Una lista de libros tiene algo de material reciclado. Por eso, cuando se trata de sacar de la planta de almacenaje esa lista, te entra una especie de canguelo: recordar los títulos que has leído en los últimos meses es un ejercicio de alto riesgo, sobre todo porque la memoria flojea —la turbia compañía del puñetero pangolín alivia bien poco esa flojuna— y es seguro que se van a quedar fuera libros que tendrían que estar en la versión definitiva de este recopilatorio. No estoy del lado de los grandes éxitos. Nunca lo estuve. Tampoco ahora. Me importan un pito los cánones. Detesto profundamente muchas de las “obras maestras” (casi todas) con las que, desorbitadamente, esos cánones inflan el mercado. No hace mucho, a la entrada de una librería, destacaba una pirámide de bestsellers. En uno de ellos la editorial había rodeado la cubierta con una faja, de esas que se usan para llamar la atención de la “clientela”, que no de los lectores y lectoras: ¿aún no has leído esta novela?, eso ponía, como si fuera esa pregunta la versión cutre del imperativo categórico de Kant. Pues no, no había leído esa novela que, por cierto, estaba siendo tratada por la crítica —así, en general— como si fuera poco menos que la Carta al padre. Lo que hice fue poner el libro boca abajo. Y me fui a las estanterías de los libros “pobres”, que son los que nunca te preguntan tonterías en sus fajas publicitarias.
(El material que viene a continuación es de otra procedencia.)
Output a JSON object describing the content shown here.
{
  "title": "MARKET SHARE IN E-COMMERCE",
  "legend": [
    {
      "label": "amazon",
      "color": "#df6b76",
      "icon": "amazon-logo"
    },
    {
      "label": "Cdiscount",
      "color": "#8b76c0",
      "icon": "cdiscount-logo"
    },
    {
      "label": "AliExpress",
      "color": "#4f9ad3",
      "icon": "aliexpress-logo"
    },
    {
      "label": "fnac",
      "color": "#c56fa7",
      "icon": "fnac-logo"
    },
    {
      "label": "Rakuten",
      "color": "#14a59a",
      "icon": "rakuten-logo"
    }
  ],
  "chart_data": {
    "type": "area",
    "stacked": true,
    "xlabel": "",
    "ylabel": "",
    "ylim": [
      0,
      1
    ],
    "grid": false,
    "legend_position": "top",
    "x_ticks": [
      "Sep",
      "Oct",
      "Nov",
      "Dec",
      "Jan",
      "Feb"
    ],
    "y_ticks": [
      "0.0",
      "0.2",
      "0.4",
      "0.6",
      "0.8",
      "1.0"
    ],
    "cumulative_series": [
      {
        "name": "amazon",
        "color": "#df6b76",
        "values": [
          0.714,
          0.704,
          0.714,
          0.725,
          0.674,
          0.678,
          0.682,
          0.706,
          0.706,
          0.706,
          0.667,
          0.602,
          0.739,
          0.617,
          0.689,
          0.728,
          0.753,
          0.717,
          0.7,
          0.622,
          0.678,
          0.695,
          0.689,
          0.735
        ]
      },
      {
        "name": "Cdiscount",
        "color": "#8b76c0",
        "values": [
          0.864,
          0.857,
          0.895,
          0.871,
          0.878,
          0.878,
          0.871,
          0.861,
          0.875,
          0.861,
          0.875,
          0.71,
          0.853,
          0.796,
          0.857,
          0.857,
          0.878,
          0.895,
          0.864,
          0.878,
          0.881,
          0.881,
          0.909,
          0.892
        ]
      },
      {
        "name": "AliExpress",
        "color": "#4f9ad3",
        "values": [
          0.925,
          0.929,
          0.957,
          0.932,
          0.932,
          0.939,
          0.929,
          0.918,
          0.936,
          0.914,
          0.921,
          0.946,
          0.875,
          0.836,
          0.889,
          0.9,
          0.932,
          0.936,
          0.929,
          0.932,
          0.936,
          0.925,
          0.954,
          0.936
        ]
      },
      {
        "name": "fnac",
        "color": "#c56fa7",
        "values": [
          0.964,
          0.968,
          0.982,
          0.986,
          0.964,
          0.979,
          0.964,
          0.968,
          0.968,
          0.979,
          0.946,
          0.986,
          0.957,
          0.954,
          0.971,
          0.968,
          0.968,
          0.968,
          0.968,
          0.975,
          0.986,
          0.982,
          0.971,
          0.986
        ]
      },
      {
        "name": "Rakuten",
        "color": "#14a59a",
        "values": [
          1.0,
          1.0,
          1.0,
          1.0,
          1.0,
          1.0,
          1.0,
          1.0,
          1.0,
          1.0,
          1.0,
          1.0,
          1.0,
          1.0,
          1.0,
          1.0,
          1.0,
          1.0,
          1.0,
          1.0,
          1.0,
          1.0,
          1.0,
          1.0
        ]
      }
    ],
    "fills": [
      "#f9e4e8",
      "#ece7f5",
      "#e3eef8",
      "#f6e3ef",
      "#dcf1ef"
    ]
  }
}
O sea, que allá cada cual con sus gustos. “Vigilante, en esta prisión solitaria”, escribe Emily Brontë. Así el punto escorado desde el que decido mis lecturas. Las listas de éxitos son casi siempre un apaño con las multinacionales del bochorno literario. Por eso me gusta sacar aquí lo que leí hace apenas unas semanas, lo de hoy mismo y lo que felizmente viene de mucho antes y sigue aquí, como toca hacer con los libros que no tienen fecha de caducidad. Un libro bellamente editado (Chan da Pólvora&papelesmínimos): En las ciudades/Nas cidades/Hirietan. Poemas de Beatriz Chivite en tres idiomas: castellano, galego y euskara. Un lujo al tacto y al gusto de lo que encontramos dentro. No falta la “conciencia social”, como apuntan Jon Kortazar y Aiora Sampedro en el texto de presentación. Que concluyen para animar a la lectura: “La poesía de Beatriz Chivite va creando una de las voces más originales y distintas, más distinguibles, más personales de la actual poesía vasca”. De hace muy poco, la lectura de Días de euforia (AlianzaLiteraturas), novela de Pilar Fraile, me convirtió no precisamente en la alegría de la huerta, sino en la versión rabiosa de un elenco de artistas del dinero que se encapsulan en un mundo para mí extraño, algorítmico y tal, pero que me convierten en un lector cómplice de la escritura excelente. Falta nos hace, esa escritura, en un tiempo en que escribir bien —como decía no sé si García Márquez o quién— es un verdadero acto revolucionario. Salto atrás en el tiempo y paso a otra línea.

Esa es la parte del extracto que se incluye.